Senate Minority Whip Dick Durbin (D-Ill.) reached an agreement with Senate Majority Leader Mitch McConnell (R-Ky.) allowing the customs bill to move forward in exchange for consideration of a measure that would enable states to collect sales taxes from online retailers.
{mosads}Durbin said Tuesday that McConnell has agreed to “call a marketplace fairness bill this year in order to move the customs bill this week.”
“In the interest of supporting the small businesses in our communities that rely on the kind of level playing field that the Marketplace Fairness Act would create, I’ll hold Sen.

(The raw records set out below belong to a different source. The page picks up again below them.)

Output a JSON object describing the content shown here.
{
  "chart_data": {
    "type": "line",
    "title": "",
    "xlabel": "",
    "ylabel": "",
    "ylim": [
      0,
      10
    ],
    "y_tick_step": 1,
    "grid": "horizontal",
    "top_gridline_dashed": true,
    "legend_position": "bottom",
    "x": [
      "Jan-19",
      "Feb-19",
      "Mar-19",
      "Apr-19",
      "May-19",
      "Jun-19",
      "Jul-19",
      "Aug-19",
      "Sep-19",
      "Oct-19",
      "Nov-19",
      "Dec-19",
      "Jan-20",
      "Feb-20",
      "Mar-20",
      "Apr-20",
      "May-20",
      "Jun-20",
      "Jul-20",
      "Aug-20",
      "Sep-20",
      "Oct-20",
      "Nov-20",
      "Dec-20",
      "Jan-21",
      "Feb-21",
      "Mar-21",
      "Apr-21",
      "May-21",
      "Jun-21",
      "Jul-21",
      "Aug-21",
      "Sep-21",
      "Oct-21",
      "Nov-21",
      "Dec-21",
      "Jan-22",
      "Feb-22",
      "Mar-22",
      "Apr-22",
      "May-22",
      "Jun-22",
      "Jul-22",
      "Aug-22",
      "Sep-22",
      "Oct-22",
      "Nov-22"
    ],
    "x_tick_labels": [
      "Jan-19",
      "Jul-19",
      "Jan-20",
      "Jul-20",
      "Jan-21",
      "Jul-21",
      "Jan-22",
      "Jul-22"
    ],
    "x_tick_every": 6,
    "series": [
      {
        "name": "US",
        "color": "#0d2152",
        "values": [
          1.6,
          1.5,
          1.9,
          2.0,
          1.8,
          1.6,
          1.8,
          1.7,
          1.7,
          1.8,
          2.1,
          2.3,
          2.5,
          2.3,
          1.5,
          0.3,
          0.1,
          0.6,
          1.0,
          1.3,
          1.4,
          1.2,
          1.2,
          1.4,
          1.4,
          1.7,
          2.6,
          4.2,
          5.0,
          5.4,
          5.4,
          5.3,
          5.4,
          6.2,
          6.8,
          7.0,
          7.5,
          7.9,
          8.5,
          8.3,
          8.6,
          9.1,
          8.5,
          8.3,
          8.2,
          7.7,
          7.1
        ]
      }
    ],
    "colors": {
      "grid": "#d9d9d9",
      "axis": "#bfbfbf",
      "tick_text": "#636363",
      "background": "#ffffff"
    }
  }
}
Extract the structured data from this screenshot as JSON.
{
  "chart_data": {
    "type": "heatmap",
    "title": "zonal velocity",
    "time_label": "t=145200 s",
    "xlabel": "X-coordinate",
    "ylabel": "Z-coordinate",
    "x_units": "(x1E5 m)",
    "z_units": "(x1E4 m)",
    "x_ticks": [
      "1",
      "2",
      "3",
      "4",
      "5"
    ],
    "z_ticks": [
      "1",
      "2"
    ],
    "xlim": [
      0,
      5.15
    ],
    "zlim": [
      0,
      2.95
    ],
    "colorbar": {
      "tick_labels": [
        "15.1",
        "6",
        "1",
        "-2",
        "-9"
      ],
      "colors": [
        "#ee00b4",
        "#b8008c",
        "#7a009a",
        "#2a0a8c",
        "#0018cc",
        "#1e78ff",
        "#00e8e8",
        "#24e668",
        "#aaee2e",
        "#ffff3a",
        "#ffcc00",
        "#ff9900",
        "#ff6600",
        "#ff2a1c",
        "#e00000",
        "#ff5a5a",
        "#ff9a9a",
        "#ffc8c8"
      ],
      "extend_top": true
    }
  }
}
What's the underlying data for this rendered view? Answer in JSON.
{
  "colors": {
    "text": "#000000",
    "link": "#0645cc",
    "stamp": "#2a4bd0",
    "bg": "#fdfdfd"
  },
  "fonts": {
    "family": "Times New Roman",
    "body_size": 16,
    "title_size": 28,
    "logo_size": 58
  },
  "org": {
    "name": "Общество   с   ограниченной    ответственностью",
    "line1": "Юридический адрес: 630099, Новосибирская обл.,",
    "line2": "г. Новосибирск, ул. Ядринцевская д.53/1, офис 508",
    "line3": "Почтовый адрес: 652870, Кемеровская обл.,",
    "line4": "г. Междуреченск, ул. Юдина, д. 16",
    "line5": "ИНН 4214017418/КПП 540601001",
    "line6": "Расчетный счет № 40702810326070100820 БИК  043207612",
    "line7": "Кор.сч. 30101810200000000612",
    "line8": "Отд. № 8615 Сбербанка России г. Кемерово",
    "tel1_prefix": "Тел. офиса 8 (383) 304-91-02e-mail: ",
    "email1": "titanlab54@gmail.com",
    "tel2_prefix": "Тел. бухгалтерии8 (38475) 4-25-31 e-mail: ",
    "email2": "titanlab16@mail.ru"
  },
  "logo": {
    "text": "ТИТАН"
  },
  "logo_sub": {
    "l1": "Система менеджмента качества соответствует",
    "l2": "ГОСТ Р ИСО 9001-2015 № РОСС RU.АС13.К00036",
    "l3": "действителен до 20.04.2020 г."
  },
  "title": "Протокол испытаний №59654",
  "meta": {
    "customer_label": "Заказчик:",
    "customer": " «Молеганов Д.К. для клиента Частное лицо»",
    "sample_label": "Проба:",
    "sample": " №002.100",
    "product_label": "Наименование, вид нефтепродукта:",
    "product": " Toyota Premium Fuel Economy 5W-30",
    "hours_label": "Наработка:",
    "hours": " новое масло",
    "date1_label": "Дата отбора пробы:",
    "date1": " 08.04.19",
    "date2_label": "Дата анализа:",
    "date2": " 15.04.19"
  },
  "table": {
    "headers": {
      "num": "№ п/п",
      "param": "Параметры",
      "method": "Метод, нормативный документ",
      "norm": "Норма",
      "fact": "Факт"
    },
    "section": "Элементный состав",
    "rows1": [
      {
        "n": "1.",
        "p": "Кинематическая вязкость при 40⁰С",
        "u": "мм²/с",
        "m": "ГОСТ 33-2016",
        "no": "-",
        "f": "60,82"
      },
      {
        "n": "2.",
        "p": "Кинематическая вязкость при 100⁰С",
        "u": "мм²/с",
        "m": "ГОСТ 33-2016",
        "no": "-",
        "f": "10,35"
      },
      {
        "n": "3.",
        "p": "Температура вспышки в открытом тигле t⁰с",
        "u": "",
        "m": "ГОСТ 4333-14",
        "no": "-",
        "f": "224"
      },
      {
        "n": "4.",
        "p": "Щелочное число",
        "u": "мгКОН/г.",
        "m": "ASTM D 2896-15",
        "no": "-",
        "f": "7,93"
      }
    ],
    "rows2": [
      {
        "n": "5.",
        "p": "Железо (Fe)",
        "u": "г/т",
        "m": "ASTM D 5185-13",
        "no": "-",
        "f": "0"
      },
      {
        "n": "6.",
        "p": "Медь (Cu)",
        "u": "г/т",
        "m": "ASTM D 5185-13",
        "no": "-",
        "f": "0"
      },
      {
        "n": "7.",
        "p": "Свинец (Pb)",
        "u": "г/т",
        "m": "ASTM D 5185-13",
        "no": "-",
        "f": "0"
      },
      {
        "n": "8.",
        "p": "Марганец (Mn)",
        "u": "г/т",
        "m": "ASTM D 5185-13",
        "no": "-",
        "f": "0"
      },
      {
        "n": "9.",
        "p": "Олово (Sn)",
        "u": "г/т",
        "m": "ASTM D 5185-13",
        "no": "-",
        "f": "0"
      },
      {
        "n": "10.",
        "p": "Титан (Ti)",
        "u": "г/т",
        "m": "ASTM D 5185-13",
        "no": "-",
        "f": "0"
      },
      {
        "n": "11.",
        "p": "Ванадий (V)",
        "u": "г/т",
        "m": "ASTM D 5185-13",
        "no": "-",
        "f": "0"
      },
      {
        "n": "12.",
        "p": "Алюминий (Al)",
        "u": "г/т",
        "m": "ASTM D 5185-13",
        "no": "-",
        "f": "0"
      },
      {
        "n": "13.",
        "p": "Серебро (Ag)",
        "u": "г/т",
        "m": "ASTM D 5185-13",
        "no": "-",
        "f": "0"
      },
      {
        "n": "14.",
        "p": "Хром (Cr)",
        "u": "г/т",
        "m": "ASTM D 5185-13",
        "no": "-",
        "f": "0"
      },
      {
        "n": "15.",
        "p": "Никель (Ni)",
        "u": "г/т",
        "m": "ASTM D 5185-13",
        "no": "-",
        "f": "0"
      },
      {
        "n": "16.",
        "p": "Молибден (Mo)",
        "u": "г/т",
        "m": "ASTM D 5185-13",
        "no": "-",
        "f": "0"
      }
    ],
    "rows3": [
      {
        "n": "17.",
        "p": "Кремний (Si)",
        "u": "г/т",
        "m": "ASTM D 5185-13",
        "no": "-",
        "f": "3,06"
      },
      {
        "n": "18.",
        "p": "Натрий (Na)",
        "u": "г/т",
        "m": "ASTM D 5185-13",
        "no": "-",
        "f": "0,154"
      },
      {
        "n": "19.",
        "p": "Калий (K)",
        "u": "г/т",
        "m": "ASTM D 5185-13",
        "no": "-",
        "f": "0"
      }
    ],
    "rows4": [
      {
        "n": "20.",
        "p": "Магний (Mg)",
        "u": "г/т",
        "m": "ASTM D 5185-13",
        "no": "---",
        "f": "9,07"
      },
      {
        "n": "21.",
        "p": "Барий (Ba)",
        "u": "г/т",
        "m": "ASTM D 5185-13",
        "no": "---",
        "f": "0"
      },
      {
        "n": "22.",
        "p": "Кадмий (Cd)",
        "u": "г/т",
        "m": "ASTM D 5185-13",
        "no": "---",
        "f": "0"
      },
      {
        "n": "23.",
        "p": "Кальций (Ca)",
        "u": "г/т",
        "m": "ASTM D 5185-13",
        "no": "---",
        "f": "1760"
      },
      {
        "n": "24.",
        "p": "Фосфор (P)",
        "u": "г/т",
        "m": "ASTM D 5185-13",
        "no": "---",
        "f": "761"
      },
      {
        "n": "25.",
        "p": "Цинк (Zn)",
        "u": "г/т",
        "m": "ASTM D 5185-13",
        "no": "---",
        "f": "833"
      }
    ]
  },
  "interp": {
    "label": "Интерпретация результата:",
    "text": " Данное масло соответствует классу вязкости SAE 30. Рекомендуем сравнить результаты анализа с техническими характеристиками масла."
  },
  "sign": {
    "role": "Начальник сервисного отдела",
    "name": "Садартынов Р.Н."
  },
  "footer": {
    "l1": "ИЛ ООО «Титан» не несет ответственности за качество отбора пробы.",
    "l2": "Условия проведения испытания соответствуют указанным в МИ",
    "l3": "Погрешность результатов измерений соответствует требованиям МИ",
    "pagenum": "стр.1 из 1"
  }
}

McConnell to that promise,” Durbin said in a statement to The Hill.
The conference report, which passed the House in December, got bogged down in the upper chamber after a measure permanently extending the ban on Internet access taxes was added to the bill.
Durbin argued that the Internet tax ban should be stripped from the customs bill and considered separately with the online sales tax measure because the provision is unrelated to the trade measure.
“The permanent extension of the Internet Tax Fairness Act should be considered alongside the Marketplace Fairness Act — not inserted into the customs bill at the last minute as it was,” Durbin maintained on Tuesday.
The Internet tax legislation has broad bipartisan support and was added to the conference report at the request of House Republicans, a Senate aide said.
Supporters of the Internet tax ban suggested that the customs bill represented their best shot to get the policy into law.
Durbin said at one point that he had the votes to win a procedural motion to remove the Internet tax provision, that would have stopped the conference report in its tracks.
Retailers applauded the effort by Durbin and others to forge ahead on the sales tax measure.
“Leader McConnell’s plan to work with his colleagues to facilitate a Senate vote on e-fairness legislation this year is a promising step forward, and it helps to ensure that the important customs conference report can now proceed in the Senate,” said David French, senior vice president for government relations for the National Retail Federation.
Linda Dempsey, vice president of international economic affairs for the National Association of Manufacturers, said Tuesday that manufacturers are very pleased to finally see the conference report moving forward after years of work on a bill that will provide a slew of new tools for trade enforcement.
“This is the most significant statutory update to customs and border protection in more than 10 years,” Dempsey said.
The 10-year customs bill includes an overhaul of the U.S. Customs and Border Protection agency, streamlines trade rules that aim to keep importers from skirting U.S. antidumping and countervailing duties, adds new protections for intellectual property rights and provides more tools to identify and crack down on currency manipulation.
The legislation also eliminates a loophole for imports made by forced and child labor and would create the Interagency Trade Enforcement Center to centralize trade enforcement efforts.
The measure is the fourth and final trade bill that congressional Republicans vowed to pass.
The AFL-CIO sent a letter to senators on Tuesday calling on them to oppose the bill over numerous issues including currency, climate and the Internet tax ban.
“By restricting state and local government taxing authority, this bill reduces the ability of state and local governments to raise funds to invest in needed infrastructure, education, health care, job training and other vital public services,” wrote William Samuel, director of government affairs at the AFL-CIO.
“This unrelated harmful measure was unfortunately added at the last minute,” Samuel wrote.
He said the conference report “unfortunately too closely resembles the flawed House version of the bill and the AFL-CIO urges you to oppose it.”